Question

$\sqrt{2x + 2} - \sqrt{x + 4} = 0$

Explanation:

Step1: Isolate one square root

We start with the equation \(\sqrt{2x + 2}-\sqrt{x + 4}=0\). Add \(\sqrt{x + 4}\) to both sides of the equation to isolate \(\sqrt{2x+2}\).
\(\sqrt{2x + 2}=\sqrt{x + 4}\)

Step2: Square both sides

To eliminate the square roots, we square both sides of the equation. Recall that \((\sqrt{a})^2=a\) for \(a\geq0\).

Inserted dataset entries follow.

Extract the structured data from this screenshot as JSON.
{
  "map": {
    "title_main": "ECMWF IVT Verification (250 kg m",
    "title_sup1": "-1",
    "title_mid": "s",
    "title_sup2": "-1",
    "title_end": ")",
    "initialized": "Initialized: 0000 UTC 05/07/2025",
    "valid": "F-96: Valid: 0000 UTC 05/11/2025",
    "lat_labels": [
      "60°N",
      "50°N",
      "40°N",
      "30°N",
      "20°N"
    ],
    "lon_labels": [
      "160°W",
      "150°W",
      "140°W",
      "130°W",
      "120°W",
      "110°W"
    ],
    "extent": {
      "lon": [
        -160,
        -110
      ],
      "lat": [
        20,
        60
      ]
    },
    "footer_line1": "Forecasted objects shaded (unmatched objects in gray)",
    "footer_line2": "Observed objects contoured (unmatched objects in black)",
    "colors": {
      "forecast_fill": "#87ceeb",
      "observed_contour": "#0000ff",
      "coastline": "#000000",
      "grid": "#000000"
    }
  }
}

So, squaring both sides gives:
\((\sqrt{2x + 2})^2=(\sqrt{x + 4})^2\)
\(2x+2=x + 4\)

Step3: Solve for \(x\)

Subtract \(x\) from both sides:
\(2x - x+2=x - x + 4\)
\(x+2 = 4\)
Then subtract 2 from both sides:
\(x+2-2=4 - 2\)
\(x=2\)

Step4: Check the solution

We need to check if \(x = 2\) satisfies the original equation because squaring both sides can introduce extraneous solutions.
For the left - hand side of the original equation \(\sqrt{2x + 2}-\sqrt{x + 4}\), substitute \(x = 2\):
\(\sqrt{2\times2+2}-\sqrt{2 + 4}=\sqrt{4 + 2}-\sqrt{6}=\sqrt{6}-\sqrt{6}=0\)
Which is equal to the right - hand side (0). So \(x = 2\) is a valid solution.

Answer:

\(x = 2\)